Closed jfratzke closed 6 years ago
Sharded export is deprecated and disabled by default starting from BigQuery connector 0.13.0, because current BigQuery export is more efficient than BigQuery connector sharded export.
Closing this issue as an obsolete.
When extracting data from BigQuery, I see the following on specific tables.

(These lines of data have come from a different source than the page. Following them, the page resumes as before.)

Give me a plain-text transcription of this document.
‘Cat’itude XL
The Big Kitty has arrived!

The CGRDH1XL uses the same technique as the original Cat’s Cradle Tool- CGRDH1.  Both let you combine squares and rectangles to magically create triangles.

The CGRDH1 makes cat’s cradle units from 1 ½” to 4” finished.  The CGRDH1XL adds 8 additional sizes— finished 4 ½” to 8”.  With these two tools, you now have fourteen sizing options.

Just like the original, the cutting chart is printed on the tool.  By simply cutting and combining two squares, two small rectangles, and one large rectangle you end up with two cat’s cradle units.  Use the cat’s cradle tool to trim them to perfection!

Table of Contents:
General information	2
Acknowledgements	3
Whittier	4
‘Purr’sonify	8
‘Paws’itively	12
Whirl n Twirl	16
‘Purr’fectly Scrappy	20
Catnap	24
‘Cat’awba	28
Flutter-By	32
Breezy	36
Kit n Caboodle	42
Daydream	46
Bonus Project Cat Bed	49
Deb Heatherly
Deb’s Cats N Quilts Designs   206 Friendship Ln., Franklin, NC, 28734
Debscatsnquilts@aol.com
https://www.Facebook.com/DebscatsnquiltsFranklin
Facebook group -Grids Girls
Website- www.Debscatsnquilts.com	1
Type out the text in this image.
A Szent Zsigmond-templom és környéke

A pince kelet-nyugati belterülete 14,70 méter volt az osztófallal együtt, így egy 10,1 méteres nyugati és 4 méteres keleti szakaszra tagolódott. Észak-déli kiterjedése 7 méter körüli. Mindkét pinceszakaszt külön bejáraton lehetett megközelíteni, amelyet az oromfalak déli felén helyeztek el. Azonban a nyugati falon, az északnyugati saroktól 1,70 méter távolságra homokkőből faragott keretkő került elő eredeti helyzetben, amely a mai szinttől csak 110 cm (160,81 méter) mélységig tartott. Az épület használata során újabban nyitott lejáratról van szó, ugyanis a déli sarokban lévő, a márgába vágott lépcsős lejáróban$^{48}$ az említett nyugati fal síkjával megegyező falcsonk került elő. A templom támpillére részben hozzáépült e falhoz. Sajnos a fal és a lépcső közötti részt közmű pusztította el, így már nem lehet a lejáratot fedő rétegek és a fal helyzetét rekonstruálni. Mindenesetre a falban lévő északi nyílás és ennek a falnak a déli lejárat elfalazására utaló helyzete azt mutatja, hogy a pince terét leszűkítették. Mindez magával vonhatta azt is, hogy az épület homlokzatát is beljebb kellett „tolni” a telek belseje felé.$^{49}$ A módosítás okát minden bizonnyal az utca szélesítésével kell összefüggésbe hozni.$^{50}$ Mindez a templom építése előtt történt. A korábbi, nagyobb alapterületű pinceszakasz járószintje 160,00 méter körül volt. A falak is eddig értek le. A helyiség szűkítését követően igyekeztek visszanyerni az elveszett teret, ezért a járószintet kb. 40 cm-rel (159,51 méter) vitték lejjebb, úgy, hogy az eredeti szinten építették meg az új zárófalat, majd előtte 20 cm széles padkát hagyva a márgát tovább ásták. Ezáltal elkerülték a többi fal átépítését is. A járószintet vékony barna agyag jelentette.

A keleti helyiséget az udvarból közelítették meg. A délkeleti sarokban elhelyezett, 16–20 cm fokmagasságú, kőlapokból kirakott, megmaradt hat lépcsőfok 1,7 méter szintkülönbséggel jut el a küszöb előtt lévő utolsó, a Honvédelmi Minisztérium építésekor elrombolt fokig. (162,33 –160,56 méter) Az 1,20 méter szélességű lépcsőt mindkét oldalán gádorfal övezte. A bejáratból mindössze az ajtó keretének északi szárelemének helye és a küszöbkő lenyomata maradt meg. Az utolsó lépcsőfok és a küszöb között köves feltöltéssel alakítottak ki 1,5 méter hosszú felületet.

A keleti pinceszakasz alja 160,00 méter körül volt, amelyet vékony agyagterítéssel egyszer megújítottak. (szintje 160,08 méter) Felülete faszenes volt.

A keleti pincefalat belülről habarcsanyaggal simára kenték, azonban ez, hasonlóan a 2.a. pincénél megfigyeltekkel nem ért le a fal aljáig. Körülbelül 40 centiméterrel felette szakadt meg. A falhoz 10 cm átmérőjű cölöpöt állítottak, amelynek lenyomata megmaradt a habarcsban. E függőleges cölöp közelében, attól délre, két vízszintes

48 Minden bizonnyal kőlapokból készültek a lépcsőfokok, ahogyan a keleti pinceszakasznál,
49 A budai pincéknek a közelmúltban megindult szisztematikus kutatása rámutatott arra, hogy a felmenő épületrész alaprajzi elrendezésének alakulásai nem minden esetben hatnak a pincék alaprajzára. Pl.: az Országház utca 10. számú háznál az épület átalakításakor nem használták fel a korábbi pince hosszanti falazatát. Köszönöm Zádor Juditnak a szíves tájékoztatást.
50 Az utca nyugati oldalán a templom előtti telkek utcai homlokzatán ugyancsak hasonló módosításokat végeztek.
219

java.lang.IndexOutOfBoundsException at com.google.cloud.hadoop.fs.gcs.GoogleHadoopFSInputStream.read(GoogleHadoopFSInputStream.java:138) at java.io.DataInputStream.read(DataInputStream.java:149) at org.apache.hadoop.mapreduce.lib.input.UncompressedSplitLineReader.fillBuffer(UncompressedSplitLineReader.java:59) at org.apache.hadoop.util.LineReader.readDefaultLine(LineReader.java:216) at org.apache.hadoop.util.LineReader.readLine(LineReader.java:174) at org.apache.hadoop.mapreduce.lib.input.UncompressedSplitLineReader.readLine(UncompressedSplitLineReader.java:91) at org.apache.hadoop.mapreduce.lib.input.LineRecordReader.skipUtfByteOrderMark(LineRecordReader.java:144) at org.apache.hadoop.mapreduce.lib.input.LineRecordReader.nextKeyValue(LineRecordReader.java:184) at com.google.cloud.hadoop.io.bigquery.GsonRecordReader.nextKeyValue(GsonRecordReader.java:87) at com.google.cloud.hadoop.io.bigquery.DynamicFileListRecordReader.nextKeyValue(DynamicFileListRecordReader.java:177) at org.apache.spark.rdd.NewHadoopRDD$$anon$1.hasNext(NewHadoopRDD.scala:168)
This issues always occurs on the exact same shard. If I change ENABLE_SHARDED_EXPORT_KEY to false I don't have any issue (but this is much slower). The size of the json file in one shard created on gcs is 2.36 GB with 8 shards.